Labour faces a ‘monstering’ in the polls

Is Ed Miliband in Alex Salmond’s pocket?

The message from Lord Aschcroft’s latest poll of voters is clear, say Gillian Bowditch and Jason Allardyce in The Sunday Times. “Labour in Scotland is being monstered by the nationalists.” Labour majorities of 20,000 are set to be “wiped out” and the Scottish National Party (SNP) is “on course” to take 56 of Scotland’s 59 constituencies.

Labour, which currently has 41 seats, would be left with just one, as would the Tories and the Liberal Democrats. On current evidence, and due to the way our electoral system works, this means that the SNP could return 30-50 MPs on just 3%-4% of the vote, making it the third-largest party at Westminster, while Ukip is likely to return 4-6 MPs on 12% of the vote, says Robert Ford in The Observer.

The Ashcroft scenario “sparked hysteria” in England, says John Mullin in The Independent on Sunday. The Tories unveiled a poster showing a miniature Ed Miliband in the jacket pocket of a giant Alex Salmond (pictured), who is standing as an MP in May.

As the third-largest party, the SNP would be a “kingmaker negotiating from real strength, and with a resolute focus on Scotland”. It could “eviscerate” Scottish Labour, only to “prop up Ed Miliband at the Westminster it affects to despise”.

Its price? Nicola Sturgeon, SNP leader and first minister, wants an extra £180bn in UK spending. She is also still insisting on full fiscal autonomy for Scotland (ie, full control of raising and spending taxes), says The Times, even though the figures don’t look good.

In 2013-2014, Scots paid £400 more in tax per head than the UK as a whole, but also received £1,200 more in revenue. How that gap is to be closed will be a “test of the SNP’s competence and a major factor in the election campaign”.

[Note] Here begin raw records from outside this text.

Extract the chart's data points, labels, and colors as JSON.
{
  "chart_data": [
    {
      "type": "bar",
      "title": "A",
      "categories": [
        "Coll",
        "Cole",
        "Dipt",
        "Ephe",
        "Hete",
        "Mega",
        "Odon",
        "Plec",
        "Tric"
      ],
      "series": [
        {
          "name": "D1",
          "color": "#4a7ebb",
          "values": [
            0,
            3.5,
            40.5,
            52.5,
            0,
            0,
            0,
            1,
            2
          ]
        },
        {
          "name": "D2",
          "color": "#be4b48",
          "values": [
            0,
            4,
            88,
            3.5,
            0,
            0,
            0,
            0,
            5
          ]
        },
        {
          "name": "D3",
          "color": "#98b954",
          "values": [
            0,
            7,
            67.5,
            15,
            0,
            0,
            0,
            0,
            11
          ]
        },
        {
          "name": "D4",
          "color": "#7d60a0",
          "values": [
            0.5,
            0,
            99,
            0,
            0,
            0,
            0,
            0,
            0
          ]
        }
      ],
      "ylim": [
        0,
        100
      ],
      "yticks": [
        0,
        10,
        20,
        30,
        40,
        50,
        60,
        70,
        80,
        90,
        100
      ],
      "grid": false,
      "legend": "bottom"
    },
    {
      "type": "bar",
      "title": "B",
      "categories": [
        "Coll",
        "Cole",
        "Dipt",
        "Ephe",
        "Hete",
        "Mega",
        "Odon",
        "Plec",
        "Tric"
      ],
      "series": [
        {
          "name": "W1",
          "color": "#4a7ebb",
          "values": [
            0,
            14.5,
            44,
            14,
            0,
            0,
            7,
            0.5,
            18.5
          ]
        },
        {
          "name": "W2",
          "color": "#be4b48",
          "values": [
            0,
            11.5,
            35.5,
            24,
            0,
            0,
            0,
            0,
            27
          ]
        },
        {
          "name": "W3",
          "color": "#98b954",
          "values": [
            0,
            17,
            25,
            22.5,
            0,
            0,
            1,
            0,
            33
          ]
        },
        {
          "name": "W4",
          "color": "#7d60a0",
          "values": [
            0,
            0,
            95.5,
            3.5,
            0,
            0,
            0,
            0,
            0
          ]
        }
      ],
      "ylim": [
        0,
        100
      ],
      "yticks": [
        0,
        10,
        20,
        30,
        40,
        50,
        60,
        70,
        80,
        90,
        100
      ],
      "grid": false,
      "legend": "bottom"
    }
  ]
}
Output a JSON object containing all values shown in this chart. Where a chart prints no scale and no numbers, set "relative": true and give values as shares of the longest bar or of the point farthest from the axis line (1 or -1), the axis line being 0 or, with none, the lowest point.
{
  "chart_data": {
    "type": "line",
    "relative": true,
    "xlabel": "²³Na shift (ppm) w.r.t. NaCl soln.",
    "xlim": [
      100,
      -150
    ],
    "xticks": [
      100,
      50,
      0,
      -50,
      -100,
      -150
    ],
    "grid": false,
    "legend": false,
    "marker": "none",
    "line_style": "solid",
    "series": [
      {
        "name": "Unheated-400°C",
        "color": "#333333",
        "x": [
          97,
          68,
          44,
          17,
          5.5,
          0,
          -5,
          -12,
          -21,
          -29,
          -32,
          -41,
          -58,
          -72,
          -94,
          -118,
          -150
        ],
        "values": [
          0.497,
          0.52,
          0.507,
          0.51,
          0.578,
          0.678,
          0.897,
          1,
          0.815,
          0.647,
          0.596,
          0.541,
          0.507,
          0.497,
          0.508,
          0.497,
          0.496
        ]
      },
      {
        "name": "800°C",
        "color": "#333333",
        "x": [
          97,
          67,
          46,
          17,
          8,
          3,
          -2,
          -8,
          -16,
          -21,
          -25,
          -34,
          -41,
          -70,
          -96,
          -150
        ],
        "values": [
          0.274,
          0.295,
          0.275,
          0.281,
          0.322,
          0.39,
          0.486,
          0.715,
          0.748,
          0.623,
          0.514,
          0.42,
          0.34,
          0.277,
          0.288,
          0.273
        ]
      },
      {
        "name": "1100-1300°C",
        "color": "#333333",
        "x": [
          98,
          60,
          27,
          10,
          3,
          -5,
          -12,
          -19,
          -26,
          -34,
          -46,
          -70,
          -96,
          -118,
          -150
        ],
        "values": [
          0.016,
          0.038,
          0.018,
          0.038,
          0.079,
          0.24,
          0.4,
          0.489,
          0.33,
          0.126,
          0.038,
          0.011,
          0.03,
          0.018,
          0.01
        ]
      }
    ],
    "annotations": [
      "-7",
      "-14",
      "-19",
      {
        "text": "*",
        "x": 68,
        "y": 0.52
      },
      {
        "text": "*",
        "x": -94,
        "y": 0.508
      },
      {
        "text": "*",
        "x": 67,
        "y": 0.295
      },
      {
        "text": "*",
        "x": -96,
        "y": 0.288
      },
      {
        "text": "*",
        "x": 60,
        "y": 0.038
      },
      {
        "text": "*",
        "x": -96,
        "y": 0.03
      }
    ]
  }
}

English antipathy to Scotland’s politics could also be “a big issue”, says Matthew Parris in The Times. The Union died last year during the Scottish referendum campaign as a result of David Cameron’s scare tactics and the “biliousness” of the SNP’s campaign. This isn’t a “passionate antagonism”, or a “kind of racism”,but a “hardening of the heart”.

When English voters say, “Why don’t they just sod off then, if that’s what they want?” they really mean it now. The poster has forced Miliband to confirm that there will be no coalition with the SNP, says Steve Richards in The Independent. However, insisting that there will be “no SNP ministers and no coalition” will not rule out further speculation about other arrangements with the SNP.

This makes me “despair”. The truth is that all the leaderships will have tentative plans, but none knows exactly what they will do after the election. Speculation is a pointless distraction from the leaders and their policies. Labour might well need to work with the SNP in Westminster.

But for now Miliband needs to convey to Scottish voters that “support for the SNP will lead to a Cameron government, not a Lab/SNP coalition”.

Red Ed’s Soviet kitchen cooks up a storm

Last week, Labour leader Ed Miliband and his wife Justine posed for BBC cameras in a forlorn kitchen, having a cup of tea. It prompting Sarah Vine to wonder in the Daily Mail why owners of a £2m-plus townhouse had a kitchen reminiscent of a “Communist-era housing block in Minsk”.

Jenni Russell, a journalist and friend of the Milibands, sprang to their defence, revealing that the “kitchenette” was just for “tea and quick snacks”; their proper kitchen was in the basement. “Kitchengate” was born.

Now, says Eleanor Mills in The Sunday Times, Miliband stands accused of being “prolier than thou”. Whatever the facts – Miliband insists the BBC asked for the shot – and however trivial it seems, it matters. Only around 0.7% of UK houses have two kitchens, making Miliband a member of the “dreaded, out-of-touch, top 1%”.

Given the endless stories about the Camerons’ kitchen when Samantha was photographed in hers, Miliband and his team “should have seen this coming”. His image problems are becoming “destructive to his electoral chances”.

Miliband has simply fallen into the “same trap left-wing commentators routinely find themselves in”, says Frances Ryan in The New Statesman. “Be honest about your wealth and you’re a privileged hypocrite. Hide it and you’re a liar.” But it’s not privilege that matters, but what one does with it.

Pretending our leaders are largely anything but advantaged insults the public and “castigating” individuals is unconstructive. “Inequality, poverty and skewed life chances matter. It would be a start to elect someone who cares they exist.”

I “couldn’t care less” whether Miliband has one kitchen, two, or a “Soviet-era style kitchen collective”, and most voters probably don’t care either, says Dan Hodges in The Daily Telegraph. What I do care about is the rules of engagement for MPs’ spouses and families. It was Miliband’s decision to “insert his family into the election campaign”.

There is no public interest case, nor much appetite, for pictures of Miliband’s washing machine. But if politicians choose to “blur the lines between their public and private lives”, on their heads be it.